Chris Matthews Bizarrely Compares CPAC to Star Wars Cantina
MSNBC's Chris Matthews compared the Conservative Political Action Conference (CPAC) to the cantina from Star Wars in a bizarre rant on Thursday's Hardball. Matthews trashed the gathering and took aim at "the Joe McCarthy imitator" Sen. Ted Cruz.
Matthews couldn't get the event name right, though: "Do you
remember the bar scene in Star Wars with all those wild-eyed creatures
from every part of the solar system? Well today here in Washington the
whole tapestry of weirdness was reenacted at the annual
convention of something called CPAC, the Conservative Political Action
Committee [sic]."
[Video below. Audio here.]
Matthews called CPAC "the far-out sharing space with the even further-out" and called Cruz "the leader of the 'let's torch this place' pack." He then tried to deconstruct Cruz's attack on the IRS. The disparaging on-screen identifier for his subsequent first guest segment: "Clown Car Conference."
In another bizarre rant the day before, on Wednesday, Matthews compared the GOP to himself as a kid brother taking the opposite stance of the older brother, in that case President Obama:
"I generally notice that whenever President Obama takes a position, the other party attacks it, then takes another position for itself. It reminds me of how as a kid, my older brother Bert would root for the New York Yankees, forcing me out of the second-oldest birthright, to root for the Cleveland Indians, of course. How he would root for the Navy, and of course forcing me to take the side of the Army. How he would root for the North in the civil war, and I would have to root for the South."
Below is a transcript of the segment at the top of the Thursday, March 6 Hardball:
CHRIS MATTHEWS: Do you remember the bar scene in Star Wars with all
those wild-eyed creatures from every part of the solar system? Well
today here in Washington the whole tapestry of weirdness was reenacted
at the annual convention of something called CPAC, the Conservative
Political Action Committee [sic]. Well actually "conservative" doesn't
quite capture this out of this world jamboree. At CPAC, it's the far-out
sharing space with the even further-out, a place for the crazy car to
fill up with the usual suspects, Cruz and Paul and Rubio and Bobby
Jindal, while gassing up with the craziest bunch of ideas since Rick
"oops" Perry couldn't remember the list of government agencies he wanted
to kill, and ended up yelling, as I said, "oops."

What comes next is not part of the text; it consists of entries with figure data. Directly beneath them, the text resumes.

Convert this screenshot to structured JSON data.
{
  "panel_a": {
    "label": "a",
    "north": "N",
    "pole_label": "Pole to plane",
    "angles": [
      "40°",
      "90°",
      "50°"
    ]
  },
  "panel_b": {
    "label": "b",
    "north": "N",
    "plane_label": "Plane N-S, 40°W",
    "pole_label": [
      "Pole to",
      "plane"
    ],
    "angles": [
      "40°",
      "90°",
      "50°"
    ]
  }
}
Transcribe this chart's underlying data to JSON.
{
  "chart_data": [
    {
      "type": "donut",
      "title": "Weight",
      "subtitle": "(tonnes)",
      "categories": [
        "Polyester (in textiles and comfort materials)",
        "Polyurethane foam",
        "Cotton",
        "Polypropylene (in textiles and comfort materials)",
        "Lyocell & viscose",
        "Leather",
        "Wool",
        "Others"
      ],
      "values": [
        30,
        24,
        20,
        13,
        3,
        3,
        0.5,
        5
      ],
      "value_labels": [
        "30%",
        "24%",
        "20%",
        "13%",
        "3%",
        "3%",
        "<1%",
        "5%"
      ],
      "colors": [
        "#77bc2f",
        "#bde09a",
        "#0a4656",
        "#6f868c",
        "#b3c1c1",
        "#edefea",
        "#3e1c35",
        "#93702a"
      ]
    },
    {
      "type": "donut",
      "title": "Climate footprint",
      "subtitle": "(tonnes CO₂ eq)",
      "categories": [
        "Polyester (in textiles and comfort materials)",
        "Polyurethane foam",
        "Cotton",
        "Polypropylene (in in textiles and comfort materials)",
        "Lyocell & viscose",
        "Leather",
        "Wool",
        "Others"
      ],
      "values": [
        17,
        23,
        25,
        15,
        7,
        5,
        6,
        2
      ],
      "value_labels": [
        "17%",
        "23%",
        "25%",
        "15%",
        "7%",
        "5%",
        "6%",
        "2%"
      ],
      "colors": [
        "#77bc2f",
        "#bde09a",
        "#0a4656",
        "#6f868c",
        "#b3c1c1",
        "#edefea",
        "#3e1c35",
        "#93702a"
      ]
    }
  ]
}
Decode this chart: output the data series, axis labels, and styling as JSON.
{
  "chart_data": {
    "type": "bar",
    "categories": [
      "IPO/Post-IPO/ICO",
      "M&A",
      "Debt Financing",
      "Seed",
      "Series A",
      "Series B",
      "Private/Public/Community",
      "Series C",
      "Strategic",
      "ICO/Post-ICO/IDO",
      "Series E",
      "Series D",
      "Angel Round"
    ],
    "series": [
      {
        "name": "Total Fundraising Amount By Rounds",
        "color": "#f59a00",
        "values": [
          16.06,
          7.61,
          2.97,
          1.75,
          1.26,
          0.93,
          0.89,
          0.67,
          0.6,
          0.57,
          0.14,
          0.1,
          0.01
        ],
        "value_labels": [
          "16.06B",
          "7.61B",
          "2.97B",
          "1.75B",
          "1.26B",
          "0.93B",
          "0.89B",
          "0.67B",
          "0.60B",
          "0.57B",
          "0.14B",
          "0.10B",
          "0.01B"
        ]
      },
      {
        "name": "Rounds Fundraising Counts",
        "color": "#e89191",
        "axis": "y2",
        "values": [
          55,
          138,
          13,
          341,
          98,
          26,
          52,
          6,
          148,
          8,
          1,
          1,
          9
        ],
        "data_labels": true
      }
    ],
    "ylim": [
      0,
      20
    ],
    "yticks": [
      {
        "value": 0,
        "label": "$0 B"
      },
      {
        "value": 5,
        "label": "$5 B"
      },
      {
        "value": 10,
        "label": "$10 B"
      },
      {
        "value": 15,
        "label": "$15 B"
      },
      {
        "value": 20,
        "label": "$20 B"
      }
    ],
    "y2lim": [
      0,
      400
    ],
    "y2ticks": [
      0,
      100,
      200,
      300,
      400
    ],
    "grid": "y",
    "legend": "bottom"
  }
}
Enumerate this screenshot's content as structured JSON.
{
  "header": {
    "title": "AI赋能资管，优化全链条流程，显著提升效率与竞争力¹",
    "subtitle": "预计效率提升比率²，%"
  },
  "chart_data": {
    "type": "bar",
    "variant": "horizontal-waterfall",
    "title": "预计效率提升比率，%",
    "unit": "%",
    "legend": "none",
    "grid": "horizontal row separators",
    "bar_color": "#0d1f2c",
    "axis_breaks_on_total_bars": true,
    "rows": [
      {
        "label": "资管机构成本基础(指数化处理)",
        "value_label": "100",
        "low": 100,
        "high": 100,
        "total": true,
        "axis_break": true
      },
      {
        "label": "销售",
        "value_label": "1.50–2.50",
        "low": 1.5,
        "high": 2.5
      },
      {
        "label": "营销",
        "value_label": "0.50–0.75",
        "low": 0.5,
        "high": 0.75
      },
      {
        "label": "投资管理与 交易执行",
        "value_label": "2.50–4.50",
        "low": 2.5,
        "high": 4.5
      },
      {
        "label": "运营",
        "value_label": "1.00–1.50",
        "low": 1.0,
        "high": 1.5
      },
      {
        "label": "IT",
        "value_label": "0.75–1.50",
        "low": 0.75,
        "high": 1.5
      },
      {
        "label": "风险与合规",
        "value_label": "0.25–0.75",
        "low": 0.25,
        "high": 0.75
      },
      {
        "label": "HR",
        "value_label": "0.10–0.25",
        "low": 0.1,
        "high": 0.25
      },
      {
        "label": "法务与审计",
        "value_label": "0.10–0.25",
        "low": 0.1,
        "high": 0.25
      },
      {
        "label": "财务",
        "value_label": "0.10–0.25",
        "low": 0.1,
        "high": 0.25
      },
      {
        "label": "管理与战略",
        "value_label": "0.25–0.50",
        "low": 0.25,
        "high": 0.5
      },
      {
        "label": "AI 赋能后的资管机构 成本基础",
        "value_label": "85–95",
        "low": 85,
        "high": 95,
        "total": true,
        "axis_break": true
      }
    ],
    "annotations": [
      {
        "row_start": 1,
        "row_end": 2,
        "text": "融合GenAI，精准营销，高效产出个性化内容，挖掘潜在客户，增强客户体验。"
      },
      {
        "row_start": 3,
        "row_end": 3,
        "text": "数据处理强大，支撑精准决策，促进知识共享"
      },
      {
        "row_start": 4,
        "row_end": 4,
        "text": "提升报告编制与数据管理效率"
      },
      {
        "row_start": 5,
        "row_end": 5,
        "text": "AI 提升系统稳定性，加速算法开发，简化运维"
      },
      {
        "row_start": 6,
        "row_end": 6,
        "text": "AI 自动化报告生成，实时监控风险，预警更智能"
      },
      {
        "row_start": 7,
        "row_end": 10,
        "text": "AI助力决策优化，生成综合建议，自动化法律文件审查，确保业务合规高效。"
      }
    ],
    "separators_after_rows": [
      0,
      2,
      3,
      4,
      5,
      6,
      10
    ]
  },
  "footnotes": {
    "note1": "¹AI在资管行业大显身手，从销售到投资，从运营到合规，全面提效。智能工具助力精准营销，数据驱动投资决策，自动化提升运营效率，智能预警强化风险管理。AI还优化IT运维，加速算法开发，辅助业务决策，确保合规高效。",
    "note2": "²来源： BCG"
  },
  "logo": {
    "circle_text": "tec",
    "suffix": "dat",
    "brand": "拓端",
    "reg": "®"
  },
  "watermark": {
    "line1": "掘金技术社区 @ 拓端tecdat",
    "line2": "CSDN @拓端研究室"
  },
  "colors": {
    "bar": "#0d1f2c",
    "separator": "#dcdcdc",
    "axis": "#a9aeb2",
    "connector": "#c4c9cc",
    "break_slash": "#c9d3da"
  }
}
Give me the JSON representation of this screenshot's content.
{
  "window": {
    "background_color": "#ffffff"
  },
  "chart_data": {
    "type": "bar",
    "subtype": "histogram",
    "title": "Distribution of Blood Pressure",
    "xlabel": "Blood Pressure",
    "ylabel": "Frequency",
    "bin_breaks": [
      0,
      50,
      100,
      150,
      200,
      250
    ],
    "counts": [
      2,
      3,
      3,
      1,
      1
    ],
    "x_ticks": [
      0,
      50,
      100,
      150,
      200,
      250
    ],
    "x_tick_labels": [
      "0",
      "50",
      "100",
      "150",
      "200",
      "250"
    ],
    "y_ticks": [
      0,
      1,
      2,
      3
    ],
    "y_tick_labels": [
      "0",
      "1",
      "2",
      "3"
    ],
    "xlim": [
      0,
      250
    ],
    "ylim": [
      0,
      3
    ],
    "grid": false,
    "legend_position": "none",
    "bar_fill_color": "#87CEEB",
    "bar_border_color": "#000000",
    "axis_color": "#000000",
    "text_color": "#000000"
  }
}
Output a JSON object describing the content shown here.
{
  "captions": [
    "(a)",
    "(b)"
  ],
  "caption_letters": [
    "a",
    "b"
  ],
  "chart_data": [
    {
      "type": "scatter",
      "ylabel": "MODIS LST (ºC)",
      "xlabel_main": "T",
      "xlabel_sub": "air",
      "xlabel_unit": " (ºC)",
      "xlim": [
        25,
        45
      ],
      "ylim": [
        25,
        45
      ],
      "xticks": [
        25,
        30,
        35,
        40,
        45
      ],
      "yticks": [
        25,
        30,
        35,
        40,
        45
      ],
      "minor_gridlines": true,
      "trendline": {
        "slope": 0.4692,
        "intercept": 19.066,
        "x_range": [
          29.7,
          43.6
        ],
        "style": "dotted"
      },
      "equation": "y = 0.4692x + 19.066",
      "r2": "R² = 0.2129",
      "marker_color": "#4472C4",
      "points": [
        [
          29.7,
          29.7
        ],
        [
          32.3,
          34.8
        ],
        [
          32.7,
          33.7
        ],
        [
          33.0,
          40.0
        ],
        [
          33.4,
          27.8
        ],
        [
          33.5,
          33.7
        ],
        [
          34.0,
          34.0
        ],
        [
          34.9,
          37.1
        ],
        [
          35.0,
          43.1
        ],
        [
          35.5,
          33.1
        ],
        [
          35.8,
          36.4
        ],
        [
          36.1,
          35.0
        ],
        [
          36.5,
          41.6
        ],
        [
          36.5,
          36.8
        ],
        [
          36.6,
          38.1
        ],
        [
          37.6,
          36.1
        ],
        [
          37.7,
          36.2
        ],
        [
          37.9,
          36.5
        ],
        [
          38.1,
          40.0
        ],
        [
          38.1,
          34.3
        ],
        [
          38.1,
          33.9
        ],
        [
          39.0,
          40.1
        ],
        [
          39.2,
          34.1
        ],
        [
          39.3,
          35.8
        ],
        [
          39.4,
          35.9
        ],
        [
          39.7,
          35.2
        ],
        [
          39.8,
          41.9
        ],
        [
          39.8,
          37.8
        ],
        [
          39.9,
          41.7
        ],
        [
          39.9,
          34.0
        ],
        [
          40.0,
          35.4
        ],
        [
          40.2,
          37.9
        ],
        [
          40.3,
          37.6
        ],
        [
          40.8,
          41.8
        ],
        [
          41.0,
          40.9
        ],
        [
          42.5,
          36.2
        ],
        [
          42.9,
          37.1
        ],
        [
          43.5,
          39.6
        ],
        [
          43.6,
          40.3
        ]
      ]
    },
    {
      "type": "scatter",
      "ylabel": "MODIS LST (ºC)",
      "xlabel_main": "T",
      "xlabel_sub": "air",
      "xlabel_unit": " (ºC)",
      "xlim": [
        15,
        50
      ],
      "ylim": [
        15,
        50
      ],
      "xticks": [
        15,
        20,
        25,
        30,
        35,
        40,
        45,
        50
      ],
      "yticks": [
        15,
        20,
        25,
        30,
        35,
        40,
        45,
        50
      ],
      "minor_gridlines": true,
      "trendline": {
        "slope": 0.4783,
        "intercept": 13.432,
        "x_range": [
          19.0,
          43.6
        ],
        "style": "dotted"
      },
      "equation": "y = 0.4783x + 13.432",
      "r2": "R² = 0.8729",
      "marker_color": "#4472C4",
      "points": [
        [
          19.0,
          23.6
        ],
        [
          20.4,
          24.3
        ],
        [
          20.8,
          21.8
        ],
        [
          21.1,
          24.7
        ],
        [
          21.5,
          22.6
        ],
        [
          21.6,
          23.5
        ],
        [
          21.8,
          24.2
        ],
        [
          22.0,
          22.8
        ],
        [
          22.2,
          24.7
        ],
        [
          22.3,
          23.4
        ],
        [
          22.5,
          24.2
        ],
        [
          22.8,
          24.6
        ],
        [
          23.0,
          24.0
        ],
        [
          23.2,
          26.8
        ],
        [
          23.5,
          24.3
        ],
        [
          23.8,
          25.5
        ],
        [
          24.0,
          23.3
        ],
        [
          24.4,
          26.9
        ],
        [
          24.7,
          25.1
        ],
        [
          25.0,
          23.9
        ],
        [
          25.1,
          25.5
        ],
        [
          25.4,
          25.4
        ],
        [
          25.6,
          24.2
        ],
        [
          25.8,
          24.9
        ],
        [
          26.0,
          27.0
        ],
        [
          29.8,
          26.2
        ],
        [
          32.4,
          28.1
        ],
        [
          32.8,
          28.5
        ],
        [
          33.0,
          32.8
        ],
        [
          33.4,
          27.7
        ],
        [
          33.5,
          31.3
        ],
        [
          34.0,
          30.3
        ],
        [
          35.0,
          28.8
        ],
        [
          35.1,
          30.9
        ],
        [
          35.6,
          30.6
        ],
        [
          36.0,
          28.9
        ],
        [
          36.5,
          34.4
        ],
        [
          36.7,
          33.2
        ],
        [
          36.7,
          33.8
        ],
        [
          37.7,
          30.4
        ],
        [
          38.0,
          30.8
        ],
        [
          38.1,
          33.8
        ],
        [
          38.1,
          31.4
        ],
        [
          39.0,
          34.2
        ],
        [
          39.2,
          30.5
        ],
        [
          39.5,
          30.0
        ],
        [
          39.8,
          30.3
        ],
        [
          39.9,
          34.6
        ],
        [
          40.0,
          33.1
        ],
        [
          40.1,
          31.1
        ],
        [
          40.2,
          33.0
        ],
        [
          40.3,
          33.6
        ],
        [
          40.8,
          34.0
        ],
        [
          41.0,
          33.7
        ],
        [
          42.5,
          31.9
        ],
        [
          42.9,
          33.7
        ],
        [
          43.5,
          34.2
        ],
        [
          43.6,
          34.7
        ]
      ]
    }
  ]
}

The leader of the "let's torch this place" pack today was Ted Cruz, the
Joe McCarthy imitator who belted out a plan to kill the IRS, a plan
which the crowd applauded wildly, unaware of the small detail that Ted's
plan would kill the very system of tax write-offs that finances
happenings like this CPAC convention in the first place. It turns out,
as I said, that just about every organization in that crazy room today,
the Tea Party Patriot, the NRA, the Heritage Foundation, Americans for
Prosperity, the American Conservative Union, et cetera, et cetera, all
benefit from the tax write-offs and extensions courtesy of today's IRS
system, the brilliant Ted Cruz promised those blithely unknowing folks
that he would simply abolish.
Well, having trashed the right-wing group's financial base, Cruz then
lit up the room by trashing nearly every Republican nominee of the last
quarter century. He said they lacked principle, which he made clear
today means not just abolishing the IRS, but all kinds of right-wing
goodies like any regulation of Wall Street and any health care program.
Nothing, nothing must be done to either stand in the way of the rich or
stand up for Americans who are struggling today. It was pure Koch
Brothers populism being sold out there today. Words and phrases crafted
to heat up the peanut gallery, translating to cold cash for the
(Unintelligible) billionaires who approve the script.